His father dropped onto him. He cocked his arm back to slash the razor across Jude’s face. Jude forgot himself and drove his bandaged right
hand up into his father’s chin, hard enough to snap the old man’s head back. Jude screamed. A white-hot charge of pain stabbed through his ruined hand and raced up into his forearm, a sensation like an electrical pulse traveling right through the bone, withering in its intensity.

He caught his father flush and drove him into the screen door. Martin hit it with a splintering crunch and the tinny sound of springs snapping free. The lower screen tore clean out, and Martin fell through it. The pigs scattered. There were no steps below the door, and Martin dropped two feet, out of sight, hitting the ground with a dry thud.

The world wavered, darkened, almost disappeared.
No,
Jude thought,
no no no.
He struggled back toward consciousness, like a man pulled deep underwater, churning toward the surface before he ran out of breath.

The world brightened again, a drop of light that widened and spread, blurred gray ghost shapes appearing before him, then coming gradually into focus. The hall was still. Pigs grunted outside. An ill sweat cooled on Jude’s face.
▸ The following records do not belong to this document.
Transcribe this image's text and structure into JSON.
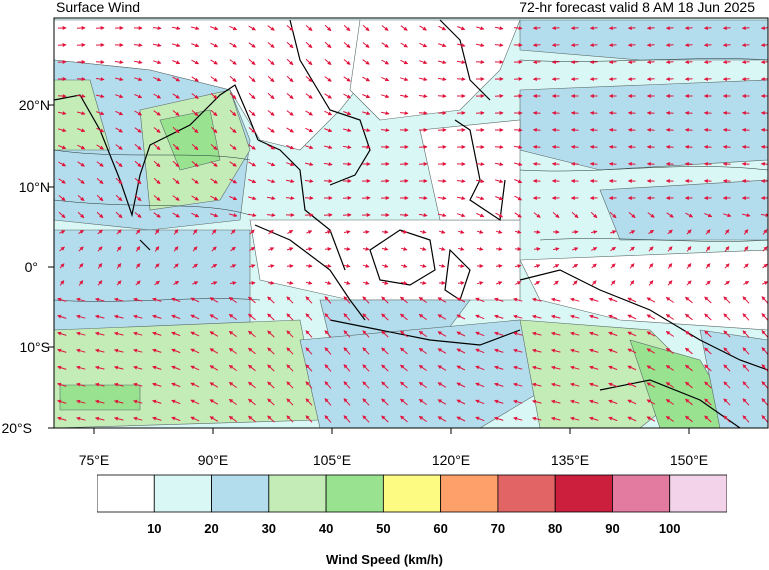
{
  "header": {
    "title": "Surface Wind",
    "valid_time": "72-hr forecast valid 8 AM 18 Jun 2025"
  },
  "axes": {
    "lat_labels": [
      "20°N",
      "10°N",
      "0°",
      "10°S",
      "20°S"
    ],
    "lat_values": [
      20,
      10,
      0,
      -10,
      -20
    ],
    "lon_labels": [
      "75°E",
      "90°E",
      "105°E",
      "120°E",
      "135°E",
      "150°E"
    ],
    "lon_values": [
      75,
      90,
      105,
      120,
      135,
      150
    ],
    "lon_range": [
      70,
      165
    ],
    "lat_range": [
      -20,
      30
    ]
  },
  "colorbar": {
    "title": "Wind Speed (km/h)",
    "tick_labels": [
      "10",
      "20",
      "30",
      "40",
      "50",
      "60",
      "70",
      "80",
      "90",
      "100"
    ],
    "colors": [
      "#ffffff",
      "#d9f7f4",
      "#b3dcec",
      "#c3ecb7",
      "#99e28f",
      "#fefb82",
      "#fea06a",
      "#e26464",
      "#cc1f3e",
      "#e37ba1",
      "#f3d3ea"
    ]
  },
  "style": {
    "arrow_color": "#e0143c",
    "coast_color": "#000000"
  }
}
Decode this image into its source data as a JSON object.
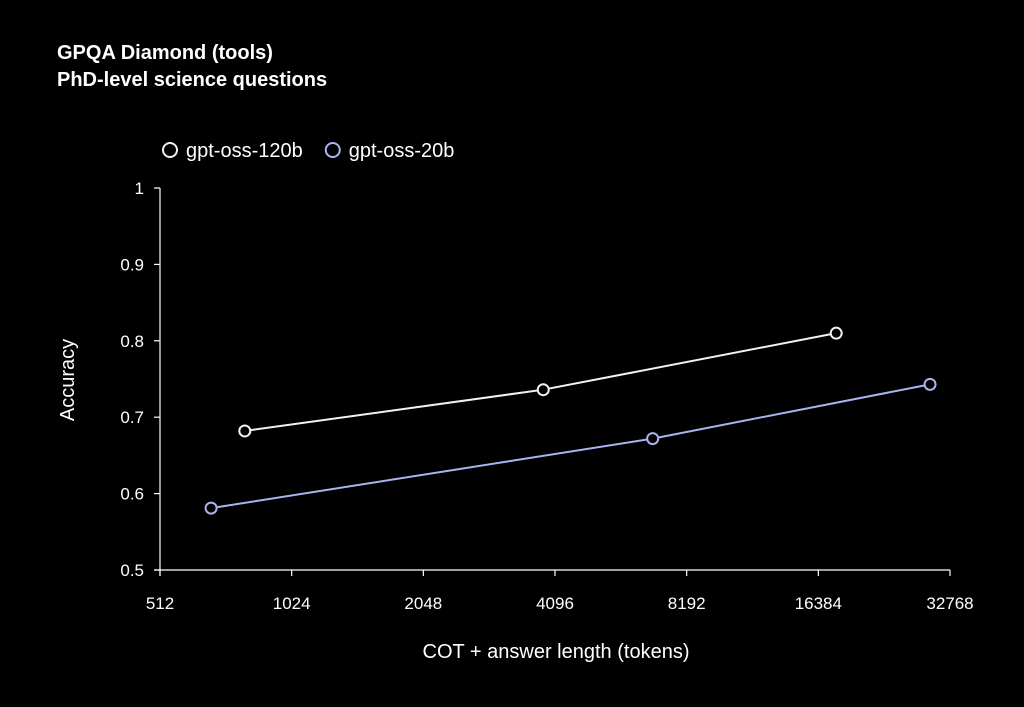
{
  "chart_data": {
    "type": "line",
    "title": "GPQA Diamond (tools)",
    "subtitle": "PhD-level science questions",
    "xlabel": "COT + answer length (tokens)",
    "ylabel": "Accuracy",
    "x_scale": "log2",
    "x_ticks": [
      512,
      1024,
      2048,
      4096,
      8192,
      16384,
      32768
    ],
    "x_tick_labels": [
      "512",
      "1024",
      "2048",
      "4096",
      "8192",
      "16384",
      "32768"
    ],
    "xlim": [
      512,
      32768
    ],
    "y_ticks": [
      0.5,
      0.6,
      0.7,
      0.8,
      0.9,
      1
    ],
    "y_tick_labels": [
      "0.5",
      "0.6",
      "0.7",
      "0.8",
      "0.9",
      "1"
    ],
    "ylim": [
      0.5,
      1
    ],
    "grid": false,
    "legend_position": "top-left",
    "series": [
      {
        "name": "gpt-oss-120b",
        "color": "#f2f2f2",
        "x": [
          800,
          3850,
          18000
        ],
        "y": [
          0.682,
          0.736,
          0.81
        ]
      },
      {
        "name": "gpt-oss-20b",
        "color": "#a9b4f0",
        "x": [
          670,
          6850,
          29500
        ],
        "y": [
          0.581,
          0.672,
          0.743
        ]
      }
    ]
  }
}
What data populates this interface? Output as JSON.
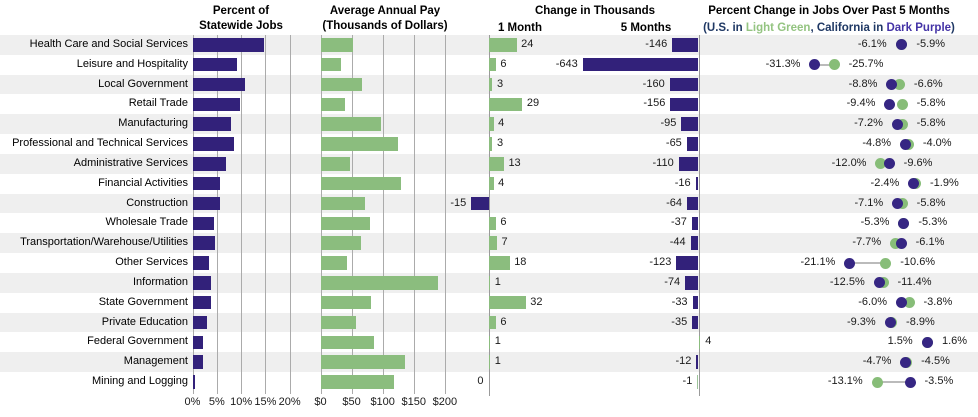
{
  "headers": {
    "panel1_line1": "Percent of",
    "panel1_line2": "Statewide Jobs",
    "panel2_line1": "Average Annual Pay",
    "panel2_line2": "(Thousands of Dollars)",
    "panel3_title": "Change in Thousands",
    "panel3_col1": "1 Month",
    "panel3_col2": "5 Months",
    "panel4_line1": "Percent Change in Jobs Over Past 5 Months",
    "panel4_line2_prefix": "(U.S. in ",
    "panel4_line2_green": "Light Green",
    "panel4_line2_mid": ", California in ",
    "panel4_line2_purple": "Dark Purple",
    "panel4_line2_suffix": ")"
  },
  "axis": {
    "panel1_ticks": [
      "0%",
      "5%",
      "10%",
      "15%",
      "20%"
    ],
    "panel2_ticks": [
      "$0",
      "$50",
      "$100",
      "$150",
      "$200"
    ]
  },
  "colors": {
    "purple_bar": "#32217A",
    "green_bar": "#8BBD7E",
    "ca_dot": "#362683",
    "us_dot": "#87BD78",
    "connector": "#BBBBBB",
    "gridline": "#ABABAB",
    "zero_line": "#9A9A9A",
    "stripe": "#EFEFEF",
    "mining_5m_bar": "#9CC49A"
  },
  "chart_data": [
    {
      "type": "bar",
      "title": "Percent of Statewide Jobs",
      "xlabel": "Percent of Statewide Jobs",
      "xlim": [
        0,
        20
      ],
      "tick_labels": [
        "0%",
        "5%",
        "10%",
        "15%",
        "20%"
      ],
      "categories": [
        "Health Care and Social Services",
        "Leisure and Hospitality",
        "Local Government",
        "Retail Trade",
        "Manufacturing",
        "Professional and Technical Services",
        "Administrative Services",
        "Financial Activities",
        "Construction",
        "Wholesale Trade",
        "Transportation/Warehouse/Utilities",
        "Other Services",
        "Information",
        "State Government",
        "Private Education",
        "Federal Government",
        "Management",
        "Mining and Logging"
      ],
      "values": [
        14.7,
        9.1,
        10.6,
        9.6,
        7.9,
        8.4,
        6.7,
        5.5,
        5.5,
        4.3,
        4.6,
        3.2,
        3.8,
        3.7,
        2.8,
        2.0,
        2.0,
        0.3
      ]
    },
    {
      "type": "bar",
      "title": "Average Annual Pay (Thousands of Dollars)",
      "xlim": [
        0,
        200
      ],
      "tick_labels": [
        "$0",
        "$50",
        "$100",
        "$150",
        "$200"
      ],
      "values": [
        52,
        32,
        66,
        38,
        97,
        123,
        47,
        129,
        71,
        79,
        65,
        42,
        188,
        81,
        56,
        86,
        135,
        118
      ]
    },
    {
      "type": "bar",
      "title": "Change in Thousands",
      "series": [
        {
          "name": "1 Month",
          "values": [
            24,
            6,
            3,
            29,
            4,
            3,
            13,
            4,
            -15,
            6,
            7,
            18,
            1,
            32,
            6,
            1,
            1,
            0
          ]
        },
        {
          "name": "5 Months",
          "values": [
            -146,
            -643,
            -160,
            -156,
            -95,
            -65,
            -110,
            -16,
            -64,
            -37,
            -44,
            -123,
            -74,
            -33,
            -35,
            4,
            -12,
            -1
          ]
        }
      ]
    },
    {
      "type": "scatter",
      "title": "Percent Change in Jobs Over Past 5 Months",
      "legend": [
        "U.S. in Light Green",
        "California in Dark Purple"
      ],
      "series": [
        {
          "name": "U.S.",
          "values": [
            -5.9,
            -25.7,
            -6.6,
            -5.8,
            -5.8,
            -4.0,
            -12.0,
            -1.9,
            -5.8,
            -5.3,
            -7.7,
            -10.6,
            -11.4,
            -3.8,
            -8.9,
            1.6,
            -4.5,
            -13.1
          ]
        },
        {
          "name": "California",
          "values": [
            -6.1,
            -31.3,
            -8.8,
            -9.4,
            -7.2,
            -4.8,
            -9.6,
            -2.4,
            -7.1,
            -5.3,
            -6.1,
            -21.1,
            -12.5,
            -6.0,
            -9.3,
            1.5,
            -4.7,
            -3.5
          ]
        }
      ]
    }
  ]
}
He rested awhile, ears ringing. His hand ringing, too. When he was ready, he used his heels to push himself across the floor to the wall, then used the wall to work his way up into a sitting position. He rested again.

At last he shoved his way to his feet, sliding his back up the wall. He peered out the wreck of the screen door but still could not see his father. He had to be lying against the side of the house.

Jude swayed away from the wall, sagging toward the screen door. He grabbed the frame to keep from falling into the pigpen himself. His legs trembled furiously. He leaned forward to see if Martin was on the ground with a broken neck, and at that moment his father stood up and reached through the screen and grabbed for his leg.

Jude cried out, kicking at Martin’s hand and recoiling instinctively. Then he was a man losing his balance on a sheet of black ice, pinwheeling his arms foolishly, sailing back down the hall and into the kitchen, where he fell yet again.

Martin pulled himself up through the torn screen. He crawled
toward Jude, made his way to him on all fours, until he was right on top of him. Martin’s hand rose, then fell, a glittering silver spark falling with it. Jude brought up his left arm, and the straight razor struck his forearm, scraping bone. Blood leaped into the air. More blood.

The palm of Jude’s left hand was bandaged, but the fingers were free, sticking out of the gauze as if it were a glove with the fingers snipped off. His father lifted the razor in the air to strike again, but before he could bring it down, Jude stuck his fingers in Martin’s glimmering red eyes. The old man cried out, twisting his head back, trying to get free of his son’s hand. The razor blade waved in front of Jude’s face without touching skin. Jude forced his father’s head back, and back, baring his scrawny throat, wondering if he could push hard enough to break the cocksucker’s spine.